Although we have had a cat exclusively for a decade, I am a dog person. Dogs are in-the-moment and love you unconditionally, whereas cats exist in a different dimension except when it’s time to be fed.
The first dog we had was a tan cocker spaniel/terrier named Sandy we got when I was 5. Sandy stayed in a tiny, enclosed area with rocks on the ground in the Virginia Navy housing we lived in and developed a mean disposition. He bit the mailman thrice.
When we came to Fairfield in 1976, the big backyard we had helped Sandy’s anger management. Ultimately, his Napoleonic complex was cured when he got uppity, attacked a much larger German shepherd and was nearly killed. He actually died years later, when I was a junior in high school.
Smokey was a black mutt with some Labrador in him who would leap Snoopy-like onto the roof of the rickety doghouse my dad had built.
At that time we also had a beautiful brown German shepherd named Coco that we got from a neighbor of my uncle Henry in Oakland. Coco’s father was named Cocaine and was ferocious. Coco inherited that meanness. Once I climbed over our fence because I’d forgotten my key and even though I warned him it was me, that punk still bit me.
The train went right behind our house and when the whistle blew, Coco would start howling and Smokey would join in harmony as if he was Garfunkel to Coco’s Simon.
Coco liked to fetch things. When my parents weren’t home, my oldest brother Orvis would dispose of his empty beer cans by crumpling them up and pretending they were hand grenades and throwing them over the back fence. Sometimes he didn’t make it and Coco would bring them to the porch, leading to interrogations by my mom.
The dogs were constantly digging, trying to get out, and one day Smokey and Coco escaped like Andy Dufresne in “The Shawshank Redemption.” We never saw Coco again, but a year later Smokey miraculously showed up.
He looked world-weary like he had a tragic story to tell about Coco but couldn’t bring himself to do it. Then he started having seizures. It was horrible. He didn’t live much longer.

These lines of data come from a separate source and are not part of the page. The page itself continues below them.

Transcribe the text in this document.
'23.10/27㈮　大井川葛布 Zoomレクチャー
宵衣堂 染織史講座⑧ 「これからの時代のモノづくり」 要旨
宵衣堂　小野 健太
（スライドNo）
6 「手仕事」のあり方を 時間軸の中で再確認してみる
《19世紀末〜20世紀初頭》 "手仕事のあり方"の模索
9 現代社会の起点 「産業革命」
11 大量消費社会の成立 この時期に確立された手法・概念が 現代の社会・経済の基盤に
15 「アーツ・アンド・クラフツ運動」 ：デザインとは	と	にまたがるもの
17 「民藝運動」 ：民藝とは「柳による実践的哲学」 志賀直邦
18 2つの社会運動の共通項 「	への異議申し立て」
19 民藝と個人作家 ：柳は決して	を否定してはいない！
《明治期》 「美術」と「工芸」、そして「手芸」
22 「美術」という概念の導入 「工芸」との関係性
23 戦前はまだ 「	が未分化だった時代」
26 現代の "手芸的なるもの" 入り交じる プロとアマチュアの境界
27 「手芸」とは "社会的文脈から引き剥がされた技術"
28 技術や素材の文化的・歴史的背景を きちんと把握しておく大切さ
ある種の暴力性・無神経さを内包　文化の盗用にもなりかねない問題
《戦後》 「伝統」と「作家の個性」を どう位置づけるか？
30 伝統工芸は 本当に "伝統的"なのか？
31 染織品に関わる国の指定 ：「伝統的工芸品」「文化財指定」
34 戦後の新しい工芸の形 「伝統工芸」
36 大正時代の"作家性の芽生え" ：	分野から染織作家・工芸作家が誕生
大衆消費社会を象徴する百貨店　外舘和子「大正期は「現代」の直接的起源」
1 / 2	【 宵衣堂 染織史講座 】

The last dogs we had were Missy and Brutus. My mom nicknamed Missy “Emma” after a line Yosemite Sam said in a Bugs Bunny cartoon. Brutus was a Rottweiler/Doberman that looked and sounded intimidating, but he wasn’t half the watchdog Coco had been. If someone had broken into the house, Brutus would’ve led them to our valuables for a Scooby Snack.
Brutus was all bark and no bite. Once a windstorm knocked the fence down between our neighbor’s yard and ours. The two Chihuahuas that Brutus barked smack at daily when the fence was up just marched into our yard in a bloodless coup and starting marking their territory while Brutus sat meekly by. I was embarrassed for him. Oh, the caninity!
Brutus was the best fetcher. He would excitedly fetch a ball, or anything else I threw, and drop it at my feet and wait for me to fling it again. He learned that once he got a drink of water the game was over, so he would avoid it. He’d start walking near the water with the ball in his mouth, but walk by it. Finally he’d give in.
His water bucket was deep with about three gallons of water. He’d drop the ball into the bucket and drink. When he was done, he would suddenly realize he couldn’t get the ball out without sticking his whole snout in the water, which he wasn’t about to do. He’d then start pawing at the side of the bucket until he knocked it over, and retrieve the ball.
He did that every day. He never figured out that maybe he shouldn’t put the ball in the water. It was so funny. Man, I miss him.
Brutus and Missy lived to be 15 and 17, respectively. I DVR “The People’s Court” so I know that in the eyes of the law, pets are property and not family. But we know better, right?